Here you are all decked out with the bells whistles and flashing colored lights in each operatory and you are wearing the amber eye protectors and the atmosphere looks impeccable, yet when the local is delivered and the expectation is that the procedure will start now, there is the wait while the dentist is off to another patient or to the hygienist. When they eventually return, that is the anti climax. After 15 minutes and I am jumping each time a gloved finger or probe enters my mouth. This never happened in dental school. You gave the local and right away your colleague was frozen. Now it is reasonable for the dentist to have to move from room to room, but the reason given is bogus. When given correctly, anesthetics work within 30 seconds at the first time. Show me in any text book where 25 seconds is the recommended delivery time. They all say 1ml/min. There is the problem.   

The term to “marinate” is not usually used by dentists, but we in pharmacy are familiar with the terminology. It basically means that the dentist may start injecting at multiple locations, with a hope that luck may be on his/her side and the patient will be frozen. My advice, speaking as a pharmacist and having the knowledge of how most drugs work, is that these multiple shots are warnings of trouble ahead. The flashing yellow is on and it may be telling you that the first injection did not do the job. The second and third (all the same drug, just by a different manufacturer’s name) will magically perform a trick from the turtle to the rabbit. (Sorry folk! this is an inside joke) your dentist may want to explain.

The dentist could sit with for an hour and explain in a similar way the salesman gave a demo at the trade show. However, you the patient are not interested with precision or smear layers. All you want is to feel nothing. To put it bluntly, you want to be fully frozen throughout the procedure. As a comparison, think of a knee implant under conscious sedation. The patient hears the saw and is aware, but there is no pain.
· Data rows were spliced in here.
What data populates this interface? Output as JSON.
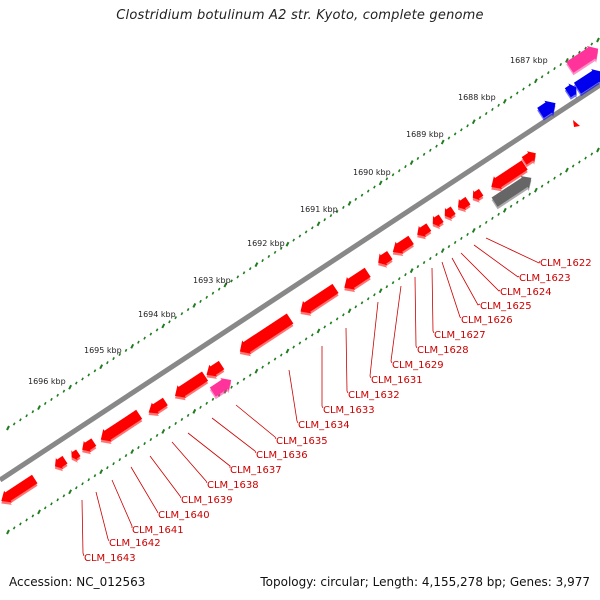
{
  "title": "Clostridium botulinum A2 str. Kyoto, complete genome",
  "footer": {
    "accession": "Accession: NC_012563",
    "summary": "Topology: circular; Length: 4,155,278 bp; Genes: 3,977"
  },
  "colors": {
    "cds": "#ff0000",
    "rna": "#ff3399",
    "other_forward": "#0000ee",
    "pseudo": "#666666",
    "backbone": "#888888",
    "ticks": "#1e7d1e",
    "label": "#cc0000"
  },
  "ruler_labels": [
    "1687 kbp",
    "1688 kbp",
    "1689 kbp",
    "1690 kbp",
    "1691 kbp",
    "1692 kbp",
    "1693 kbp",
    "1694 kbp",
    "1695 kbp",
    "1696 kbp"
  ],
  "gene_labels": [
    "CLM_1622",
    "CLM_1623",
    "CLM_1624",
    "CLM_1625",
    "CLM_1626",
    "CLM_1627",
    "CLM_1628",
    "CLM_1629",
    "CLM_1631",
    "CLM_1632",
    "CLM_1633",
    "CLM_1634",
    "CLM_1635",
    "CLM_1636",
    "CLM_1637",
    "CLM_1638",
    "CLM_1639",
    "CLM_1640",
    "CLM_1641",
    "CLM_1642",
    "CLM_1643"
  ]
}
The biology of laser usage is still not known. It is an attempt to spare the patient the thought of a burr, drill and vibration. However, when we are dealing with living body parts, biology of structure, function, growth, origin, evolution and distribution must be factored in with longitudinal specific clinical studies. There are some prominent opinion leaders in perio who have refused to continue to lecture on closed flap crown lengthening. An area of concern is laser plume virus survival and thermal damage. Dental laser technology is here to stay because there are times when the alternative would have been general anesthesia because of severe anaphylactic shock if a local were used. However I fore see a revisit to closed technique because of the risk of bone necrosis.

A recent published article in the Journal of Periodontology, conducted at the University of Missouri, Kansas. Mullins, S.L., et al. - The purpose of this pilot study was to evaluate, by scanning electron microscopy (SEM), the surface effects of 3-CO2 laser treatment on the root surfaces and soft tissues and to investigate the effects of 3-CO2 laser on periodontal pathogenic bacteria compared to negative controls…A one-time use of the 3-CO2 laser in periodontal pockets did not sterilize or substantially reduce subgingival bacterial populations compared to negative controls.

In this age of better skills, more accurate and definitive diagnostic equipment and excellent patient compliance, there is obvious something missing when we hear the comment . . . “hang on there, we are just about finished.” Life styles have changed. That is one of my lecture topics. I hope you are not too deep in the forest to see the trees.